# Building Wooden Jumps and Landing



## robinbrd311 (Dec 19, 2006)

I have a nice trail near me with lots of good trail riding but no drops or jumps. I am thinking of building some wooden jumps and landings for drops soon. I have been looking and seems like you just make a frame then line the top with 2x4's or something, not sure though. If anyone has any experience making jumps and can give me some tips or how-to's that would help a lot.

I attached some pictures of the sort of thing im talking about.

Also, how do you get them to stay in the ground and not move, im guessing put rocks and dirt around them?


----------



## xKREDx (Aug 8, 2006)

They are called Ladder Bridges or Shore Ramps.

To get them to say into the ground dig a hole for the post to go into.... I would suggest having the hole atleast 2-3 feet deep.

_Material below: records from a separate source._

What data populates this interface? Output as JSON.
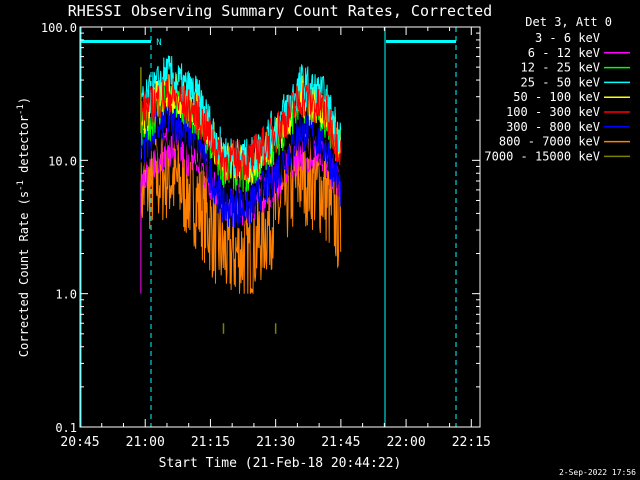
{
  "chart_data": {
    "type": "line",
    "title": "RHESSI Observing Summary Count Rates, Corrected",
    "xlabel": "Start Time (21-Feb-18 20:44:22)",
    "ylabel_main": "Corrected Count Rate (s",
    "ylabel_sup1": "-1",
    "ylabel_mid": " detector",
    "ylabel_sup2": "-1",
    "ylabel_end": ")",
    "yscale": "log",
    "ylim": [
      0.1,
      100.0
    ],
    "xlim_min": [
      0,
      92
    ],
    "y_ticks": [
      "0.1",
      "1.0",
      "10.0",
      "100.0"
    ],
    "x_ticks": [
      "20:45",
      "21:00",
      "21:15",
      "21:30",
      "21:45",
      "22:00",
      "22:15"
    ],
    "legend_title": "Det 3, Att 0",
    "legend_position": "top-right",
    "flag_label": "N",
    "timestamp": "2-Sep-2022 17:56",
    "series": [
      {
        "name": "3 - 6 keV",
        "color": "#000000",
        "points": [
          [
            14,
            11
          ],
          [
            20,
            17
          ],
          [
            27,
            13
          ],
          [
            33,
            6
          ],
          [
            39,
            5
          ],
          [
            45,
            8
          ],
          [
            51,
            15
          ],
          [
            56,
            13
          ],
          [
            60,
            8
          ]
        ]
      },
      {
        "name": "6 - 12 keV",
        "color": "#ff00ff",
        "points": [
          [
            14,
            8
          ],
          [
            20,
            13
          ],
          [
            27,
            10
          ],
          [
            33,
            5
          ],
          [
            39,
            4.5
          ],
          [
            45,
            7
          ],
          [
            51,
            12
          ],
          [
            56,
            10
          ],
          [
            60,
            7
          ]
        ]
      },
      {
        "name": "12 - 25 keV",
        "color": "#00ff00",
        "points": [
          [
            14,
            16
          ],
          [
            20,
            30
          ],
          [
            27,
            20
          ],
          [
            33,
            9
          ],
          [
            39,
            8
          ],
          [
            45,
            14
          ],
          [
            51,
            28
          ],
          [
            56,
            22
          ],
          [
            60,
            12
          ]
        ]
      },
      {
        "name": "25 - 50 keV",
        "color": "#00ffff",
        "points": [
          [
            14,
            25
          ],
          [
            20,
            45
          ],
          [
            27,
            30
          ],
          [
            33,
            11
          ],
          [
            39,
            10
          ],
          [
            45,
            18
          ],
          [
            51,
            38
          ],
          [
            56,
            30
          ],
          [
            60,
            15
          ]
        ]
      },
      {
        "name": "50 - 100 keV",
        "color": "#ffff00",
        "points": [
          [
            14,
            20
          ],
          [
            20,
            35
          ],
          [
            27,
            24
          ],
          [
            33,
            10
          ],
          [
            39,
            9
          ],
          [
            45,
            15
          ],
          [
            51,
            30
          ],
          [
            56,
            25
          ],
          [
            60,
            12
          ]
        ]
      },
      {
        "name": "100 - 300 keV",
        "color": "#ff0000",
        "points": [
          [
            14,
            22
          ],
          [
            20,
            32
          ],
          [
            27,
            22
          ],
          [
            33,
            10
          ],
          [
            39,
            10
          ],
          [
            45,
            16
          ],
          [
            51,
            30
          ],
          [
            56,
            24
          ],
          [
            60,
            12
          ]
        ]
      },
      {
        "name": "300 - 800 keV",
        "color": "#0000ff",
        "points": [
          [
            14,
            13
          ],
          [
            20,
            21
          ],
          [
            27,
            15
          ],
          [
            33,
            4.5
          ],
          [
            39,
            4.5
          ],
          [
            45,
            8
          ],
          [
            51,
            17
          ],
          [
            56,
            14
          ],
          [
            60,
            6
          ]
        ]
      },
      {
        "name": "800 - 7000 keV",
        "color": "#ff8000",
        "points": [
          [
            14,
            6
          ],
          [
            20,
            8
          ],
          [
            27,
            5
          ],
          [
            33,
            2
          ],
          [
            39,
            2
          ],
          [
            45,
            4
          ],
          [
            51,
            8
          ],
          [
            56,
            6
          ],
          [
            60,
            3
          ]
        ]
      },
      {
        "name": "7000 - 15000 keV",
        "color": "#808000",
        "points": [
          [
            14,
            40
          ],
          [
            33,
            0.6
          ],
          [
            45,
            0.6
          ]
        ]
      }
    ]
  }
}
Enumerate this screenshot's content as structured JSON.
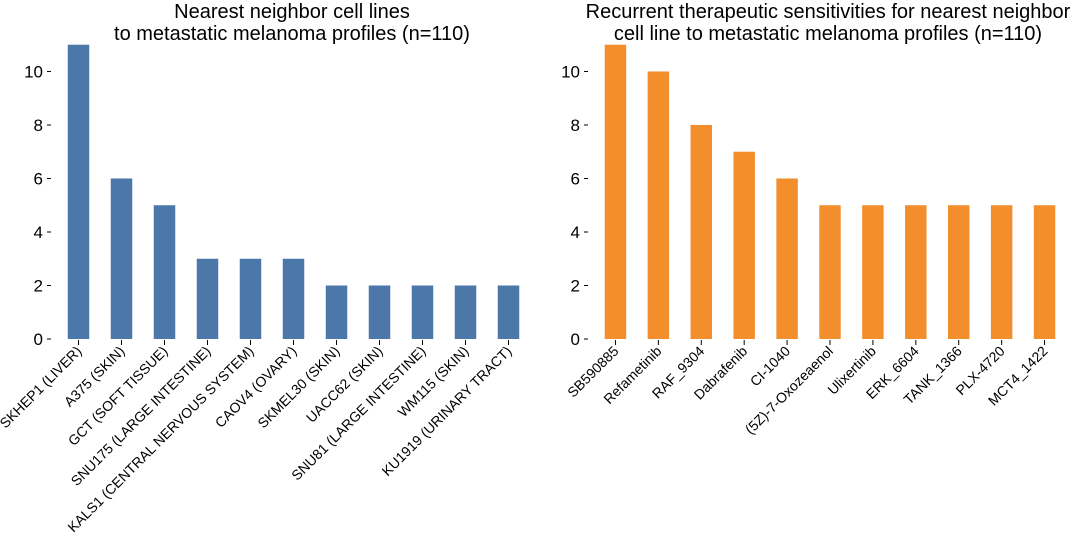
{
  "chart_data": [
    {
      "type": "bar",
      "title": "Nearest neighbor cell lines\nto metastatic melanoma profiles (n=110)",
      "xlabel": "",
      "ylabel": "",
      "categories": [
        "SKHEP1 (LIVER)",
        "A375 (SKIN)",
        "GCT (SOFT TISSUE)",
        "SNU175 (LARGE INTESTINE)",
        "KALS1 (CENTRAL NERVOUS SYSTEM)",
        "CAOV4 (OVARY)",
        "SKMEL30 (SKIN)",
        "UACC62 (SKIN)",
        "SNU81 (LARGE INTESTINE)",
        "WM115 (SKIN)",
        "KU1919 (URINARY TRACT)"
      ],
      "values": [
        11,
        6,
        5,
        3,
        3,
        3,
        2,
        2,
        2,
        2,
        2
      ],
      "ylim": [
        0,
        11.55
      ],
      "yticks": [
        0,
        2,
        4,
        6,
        8,
        10
      ],
      "color": "#4b78a8",
      "grid": false
    },
    {
      "type": "bar",
      "title": "Recurrent therapeutic sensitivities for nearest neighbor\ncell line to metastatic melanoma profiles (n=110)",
      "xlabel": "",
      "ylabel": "",
      "categories": [
        "SB590885",
        "Refametinib",
        "RAF_9304",
        "Dabrafenib",
        "CI-1040",
        "(5Z)-7-Oxozeaenol",
        "Ulixertinib",
        "ERK_6604",
        "TANK_1366",
        "PLX-4720",
        "MCT4_1422"
      ],
      "values": [
        11,
        10,
        8,
        7,
        6,
        5,
        5,
        5,
        5,
        5,
        5
      ],
      "ylim": [
        0,
        11.55
      ],
      "yticks": [
        0,
        2,
        4,
        6,
        8,
        10
      ],
      "color": "#f28e2b",
      "grid": false
    }
  ]
}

If there are trees near you you can run a support from one tree to the other.


----------



## =ChrisB= (Aug 8, 2006)

Just dont nail into the trees unless you absolutly have to.


----------



## PLURPIMPIN (Nov 3, 2005)

the big issue with nailing into trees isn't hurting them. when the trees sway in the wind the nails will gradually back out making your ramp shakey and eventually fall apart. you're better off digging into the ground and burrying supports.


----------



## xKREDx (Aug 8, 2006)

This may also help for building ladder bridges
http://www.imba.com/resources/trail_building/ladder_bridge.html


----------



## robinbrd311 (Dec 19, 2006)

all that was helpful but im actually looking more towards building the jump, not ladders. I am probably just going to build a short ladder and then mount it on a jump, but what frame should I use for a jump and how should I brace it?


----------